How I Refocus My Feelings of Positivity Through a Frank Sinatra Song
The Memorial Day weekend was rained out. Thunderstorms canceled the festivities. I was feeling a little bit down so I put on some Frank Sinatra music. The CD that I came across was of him singing, "The Impossible Dream" from The Man of La Mancha.
I’ve heard the lyrics many times over the years, but this time the song’s words sang out to me with a different and personal meaning for my life with Parkinson's disease (PD).
I listened to each word and anchored it to my thoughts at the time. Now, when I am feeling somewhat low, I will think of this song to cheer me up and help me re-focus my thoughts to be me more positive and hopeful.
The lyrics
This song became my "anchor song" to cheer me up and encourage positive thoughts. These are the Frank Sinatra lyrics:1
To dream the impossible dream
To fight the unbeatable foe
To bear with unbearable sorrow
To run where the brave dare not go
To right the unrightable wrong
To be better by far than you are
To try when your arms are too weary
To reach the unreachable star
This is my quest, to follow that star
No matter how hopeless, no matter how far
To be willing to give when there's no more to give
To be willing to die so that honor and justice may live
And I know if I'll only be true to this glorious quest
That my heart will lie peaceful and calm when I'm laid to my rest
And the world will be better for this
That one man, scorned and covered with scars
Still strove with his last ounce of courage
To reach the unreachable star.
My Parkinson's interpretation
My goal is unattainable at this time, despite my high hopes of being cured of PD.

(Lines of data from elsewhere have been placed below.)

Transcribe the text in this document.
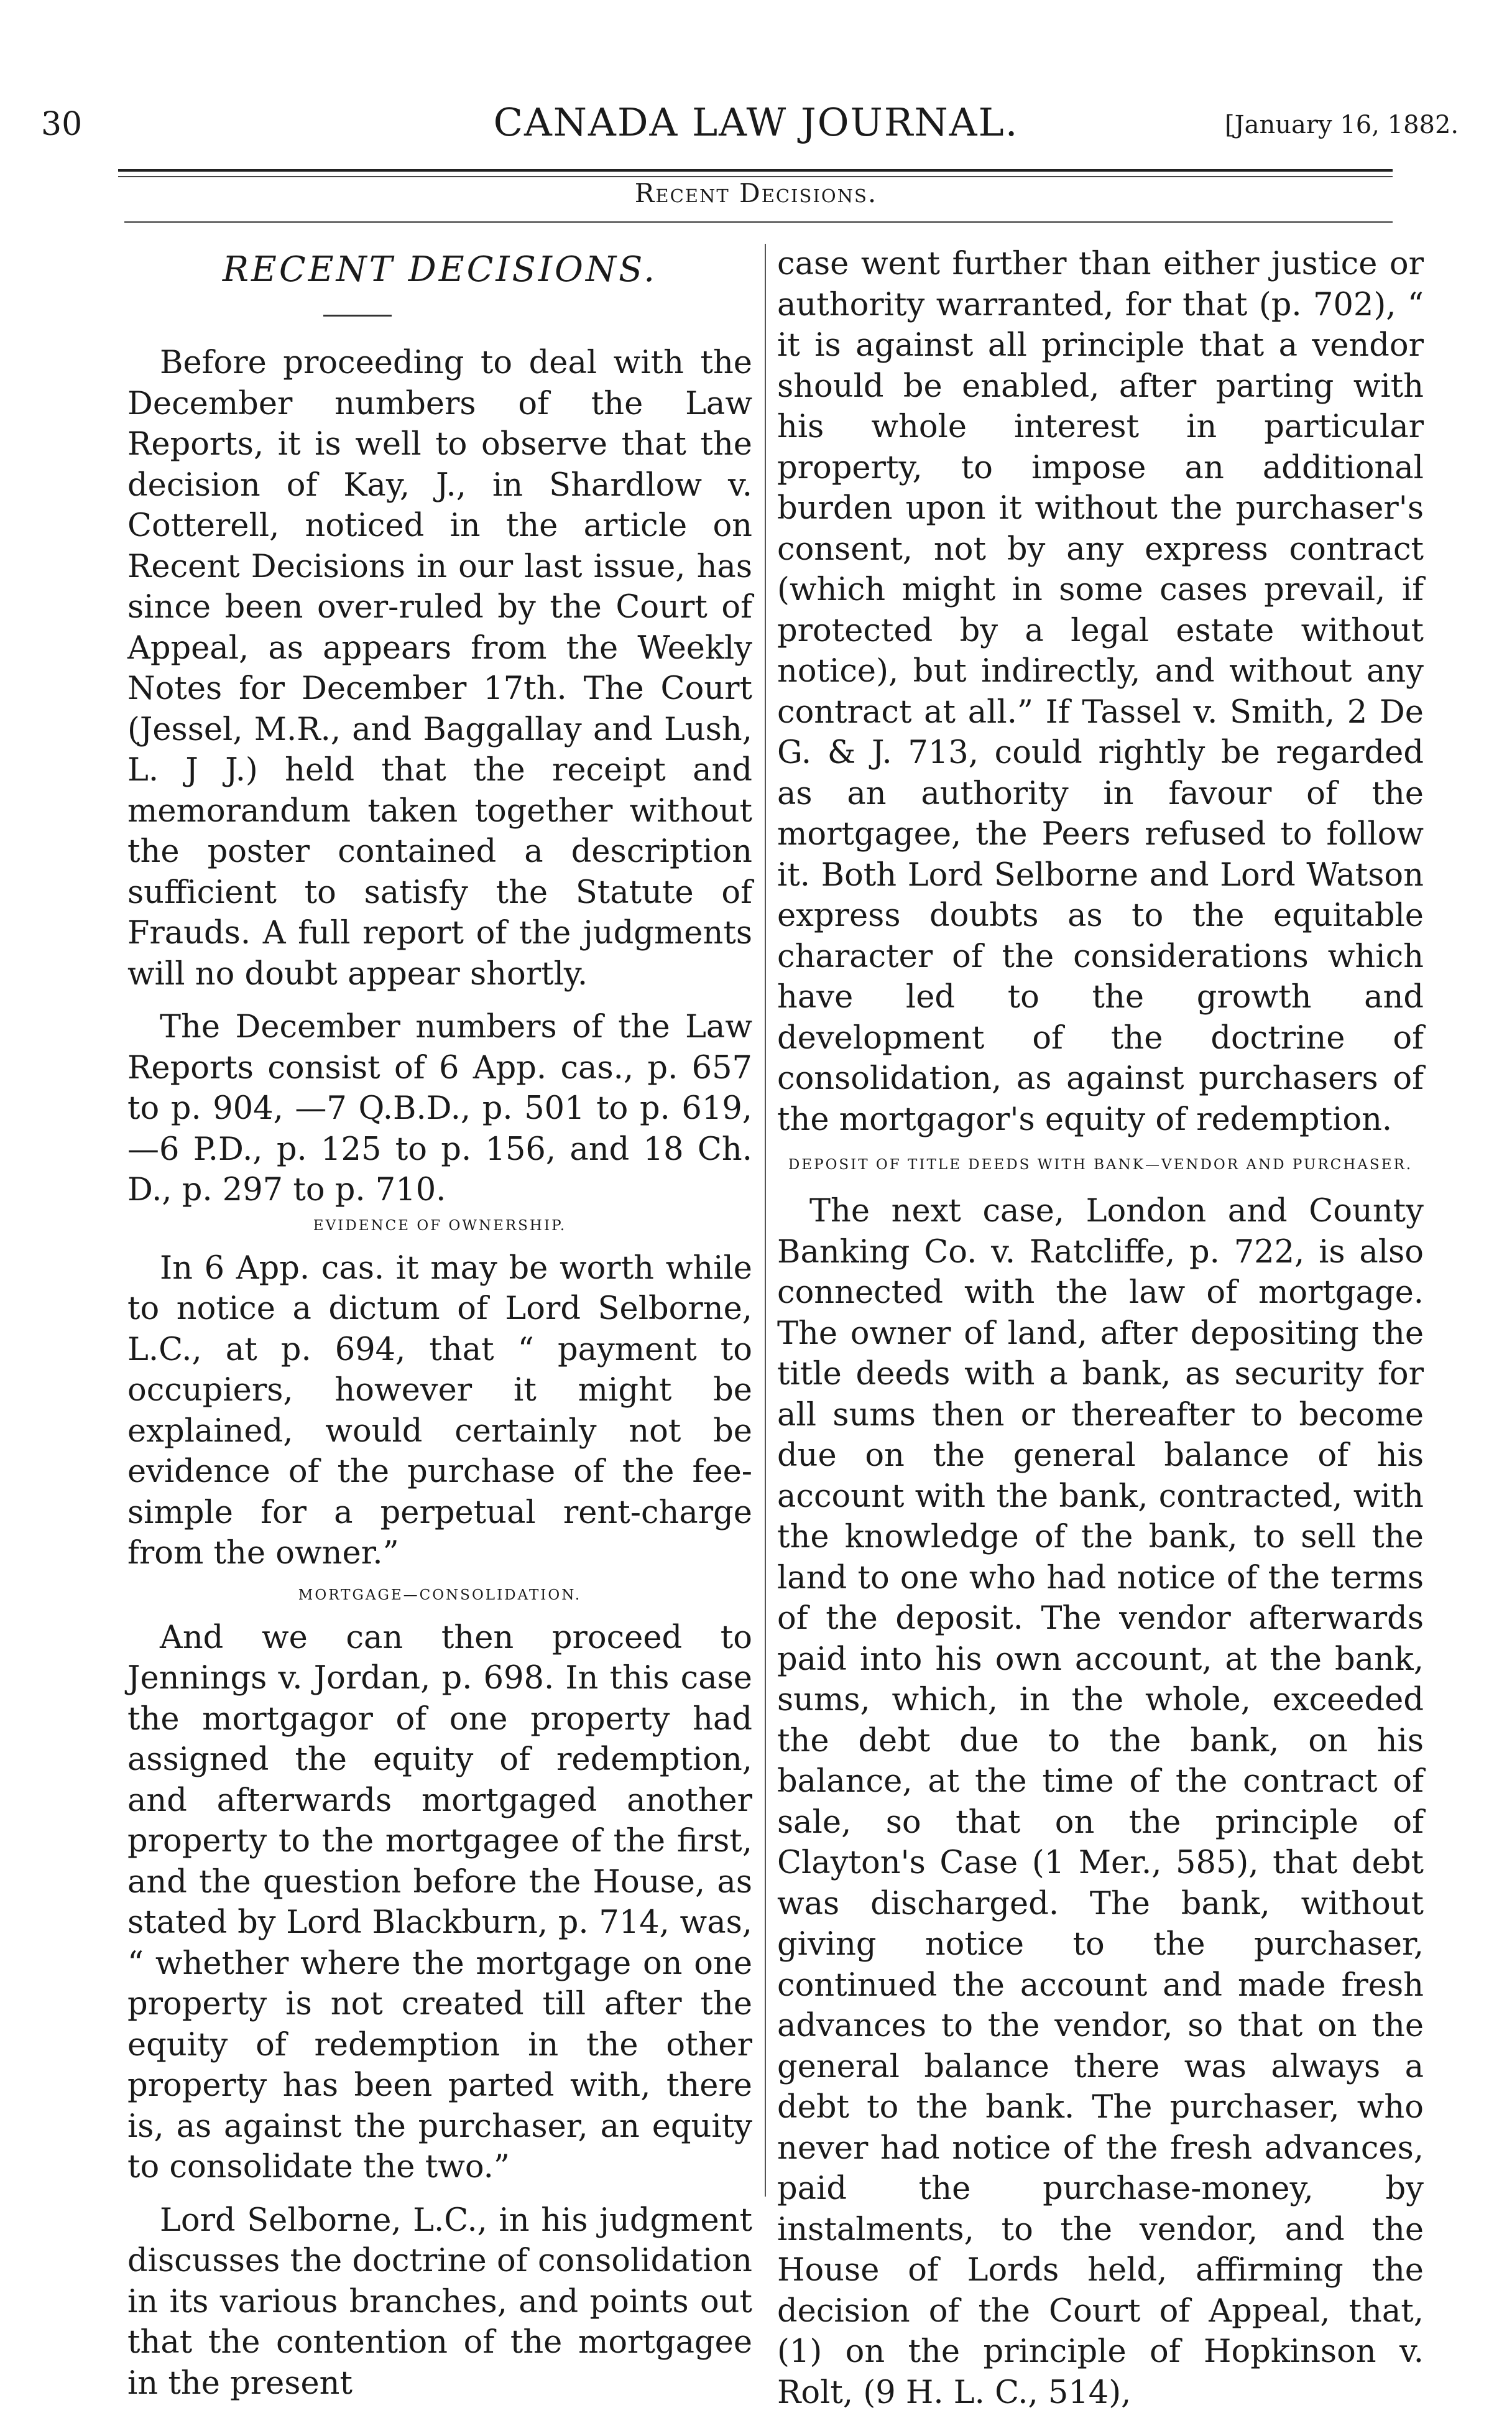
30	CANADA LAW JOURNAL.	[January 16, 1882.
Recent Decisions.
RECENT DECISIONS.

Before proceeding to deal with the December numbers of the Law Reports, it is well to observe that the decision of Kay, J., in Shardlow v. Cotterell, noticed in the article on Recent Decisions in our last issue, has since been over-ruled by the Court of Appeal, as appears from the Weekly Notes for December 17th. The Court (Jessel, M.R., and Baggallay and Lush, L. J J.) held that the receipt and memorandum taken together without the poster contained a description sufficient to satisfy the Statute of Frauds. A full report of the judgments will no doubt appear shortly.

The December numbers of the Law Reports consist of 6 App. cas., p. 657 to p. 904, —7 Q.B.D., p. 501 to p. 619,—6 P.D., p. 125 to p. 156, and 18 Ch. D., p. 297 to p. 710.

EVIDENCE OF OWNERSHIP.

In 6 App. cas. it may be worth while to notice a dictum of Lord Selborne, L.C., at p. 694, that “ payment to occupiers, however it might be explained, would certainly not be evidence of the purchase of the fee-simple for a perpetual rent-charge from the owner.”

MORTGAGE—CONSOLIDATION.

And we can then proceed to Jennings v. Jordan, p. 698. In this case the mortgagor of one property had assigned the equity of redemption, and afterwards mortgaged another property to the mortgagee of the first, and the question before the House, as stated by Lord Blackburn, p. 714, was, “ whether where the mortgage on one property is not created till after the equity of redemption in the other property has been parted with, there is, as against the purchaser, an equity to consolidate the two.”

Lord Selborne, L.C., in his judgment discusses the doctrine of consolidation in its various branches, and points out that the contention of the mortgagee in the present

case went further than either justice or authority warranted, for that (p. 702), “ it is against all principle that a vendor should be enabled, after parting with his whole interest in particular property, to impose an additional burden upon it without the purchaser's consent, not by any express contract (which might in some cases prevail, if protected by a legal estate without notice), but indirectly, and without any contract at all.” If Tassel v. Smith, 2 De G. & J. 713, could rightly be regarded as an authority in favour of the mortgagee, the Peers refused to follow it. Both Lord Selborne and Lord Watson express doubts as to the equitable character of the considerations which have led to the growth and development of the doctrine of consolidation, as against purchasers of the mortgagor's equity of redemption.

DEPOSIT OF TITLE DEEDS WITH BANK—VENDOR AND PURCHASER.

The next case, London and County Banking Co. v. Ratcliffe, p. 722, is also connected with the law of mortgage. The owner of land, after depositing the title deeds with a bank, as security for all sums then or thereafter to become due on the general balance of his account with the bank, contracted, with the knowledge of the bank, to sell the land to one who had notice of the terms of the deposit. The vendor afterwards paid into his own account, at the bank, sums, which, in the whole, exceeded the debt due to the bank, on his balance, at the time of the contract of sale, so that on the principle of Clayton's Case (1 Mer., 585), that debt was discharged. The bank, without giving notice to the purchaser, continued the account and made fresh advances to the vendor, so that on the general balance there was always a debt to the bank. The purchaser, who never had notice of the fresh advances, paid the purchase-money, by instalments, to the vendor, and the House of Lords held, affirming the decision of the Court of Appeal, that, (1) on the principle of Hopkinson v. Rolt, (9 H. L. C., 514),
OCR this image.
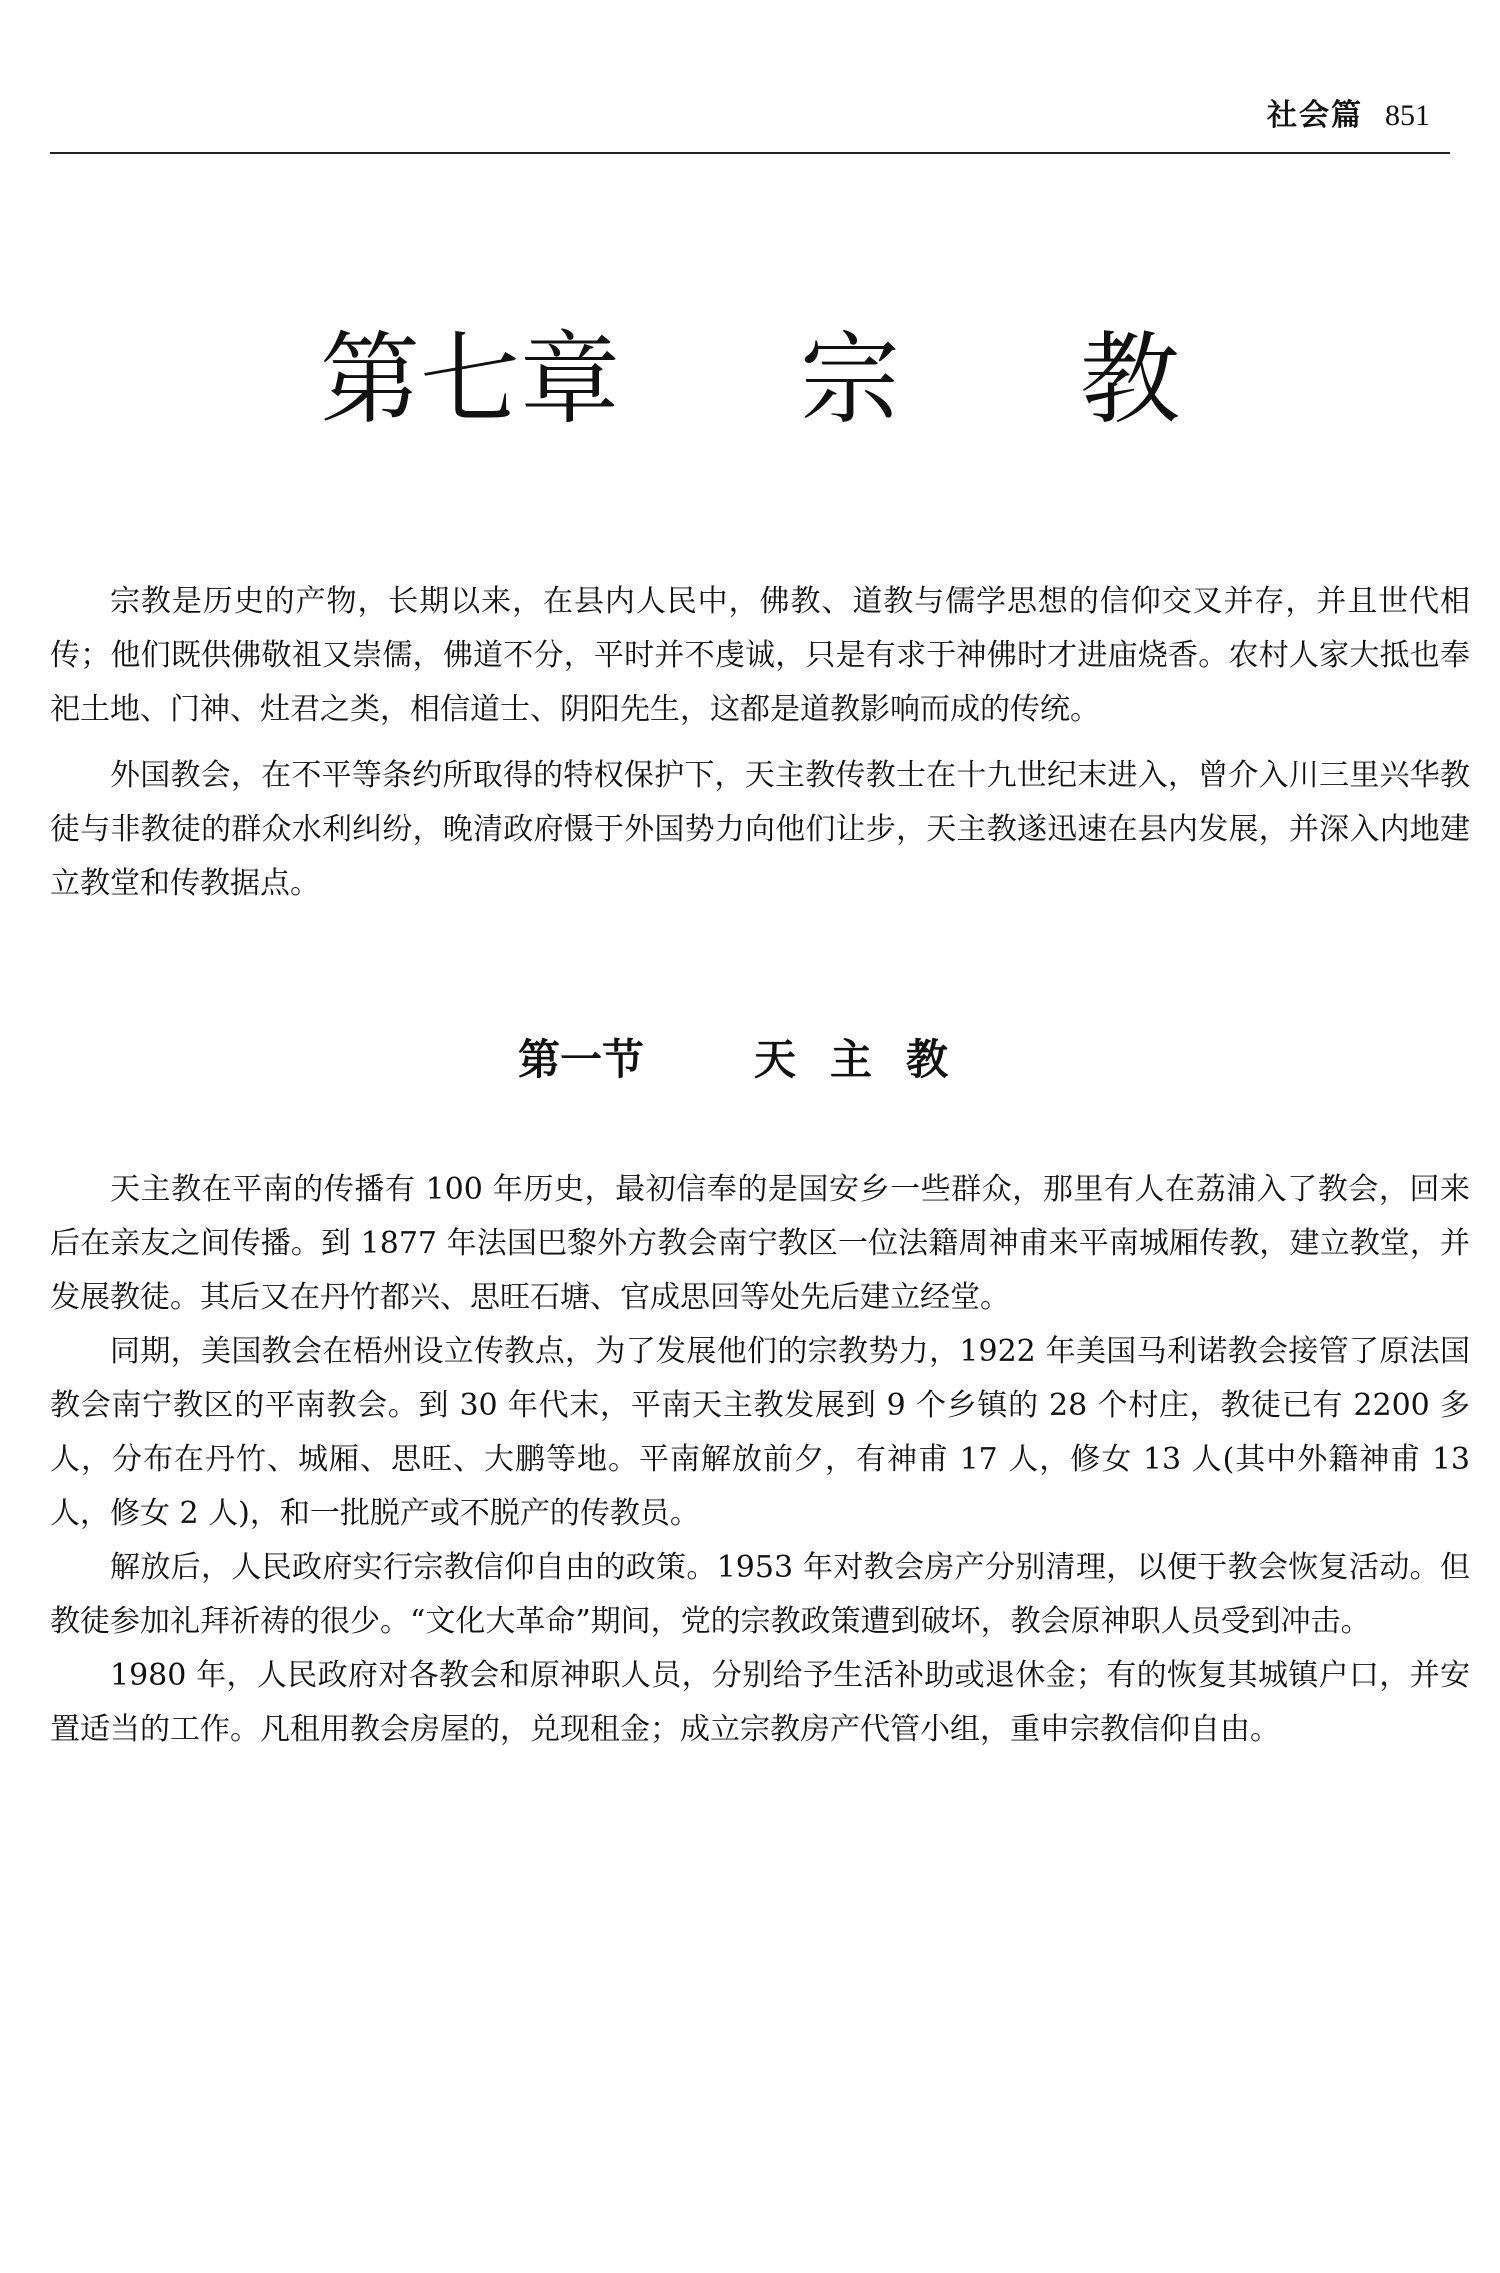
社会篇 851
第七章 宗 教

宗教是历史的产物，长期以来，在县内人民中，佛教、道教与儒学思想的信仰交叉并存，并且世代相传；他们既供佛敬祖又崇儒，佛道不分，平时并不虔诚，只是有求于神佛时才进庙烧香。农村人家大抵也奉祀土地、门神、灶君之类，相信道士、阴阳先生，这都是道教影响而成的传统。

外国教会，在不平等条约所取得的特权保护下，天主教传教士在十九世纪末进入，曾介入川三里兴华教徒与非教徒的群众水利纠纷，晚清政府慑于外国势力向他们让步，天主教遂迅速在县内发展，并深入内地建立教堂和传教据点。

第一节	天主教

天主教在平南的传播有 100 年历史，最初信奉的是国安乡一些群众，那里有人在荔浦入了教会，回来后在亲友之间传播。到 1877 年法国巴黎外方教会南宁教区一位法籍周神甫来平南城厢传教，建立教堂，并发展教徒。其后又在丹竹都兴、思旺石塘、官成思回等处先后建立经堂。

同期，美国教会在梧州设立传教点，为了发展他们的宗教势力，1922 年美国马利诺教会接管了原法国教会南宁教区的平南教会。到 30 年代末，平南天主教发展到 9 个乡镇的 28 个村庄，教徒已有 2200 多人，分布在丹竹、城厢、思旺、大鹏等地。平南解放前夕，有神甫 17 人，修女 13 人(其中外籍神甫 13 人，修女 2 人)，和一批脱产或不脱产的传教员。

解放后，人民政府实行宗教信仰自由的政策。1953 年对教会房产分别清理，以便于教会恢复活动。但教徒参加礼拜祈祷的很少。“文化大革命”期间，党的宗教政策遭到破坏，教会原神职人员受到冲击。

1980 年，人民政府对各教会和原神职人员，分别给予生活补助或退休金；有的恢复其城镇户口，并安置适当的工作。凡租用教会房屋的，兑现租金；成立宗教房产代管小组，重申宗教信仰自由。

My wish is to defeat PD which is currently not possible.
I cannot deal with this unacceptable and anxious life I am living with PD.
Even the bravest people would not choose to fight this opponent, without a chance to come out the victor!
How can I fix this unjust position I am in?
I try daily to be the best I can be living with PD, by following my doctor’s plan of treatment, taking my medicines, eating, and more.
I will try to persist in activities that are hard for me to do, whether it is apathy, fatigue, or exercising. I need to push myself further in my battle.
I wish not have Parkinson’s in my life, but I will continue having a laser-like focus.
I am focused on doing everything in my power to reduce my symptoms of PD.
No matter how hopeless things look now, or how far away the cure is going to reveal itself, I will be eagerly waiting that day ...
I will continue pushing through, working hard on exercising, taking my prescriptions, and following my doctor’s orders until the very end when I can give no more.
I think about joining a PD trial, so that researchers may eventually find a cure to help others.
I know that if I continue listening to the professionals that are helping me with this horrendous disease, I can be successful in my fight.
That when I die, I know I’ve tried everything there is for myself and others that may suffer from PD and be at peace with myself.
In the future, I may have made a difference for those people with PD by having my doctor report on how they treated my reactions to different medical and therapeutic approaches.
I am only an average man, not a superman.
I will keep on fighting with everything I got.
To that day, when they find a cure for PD.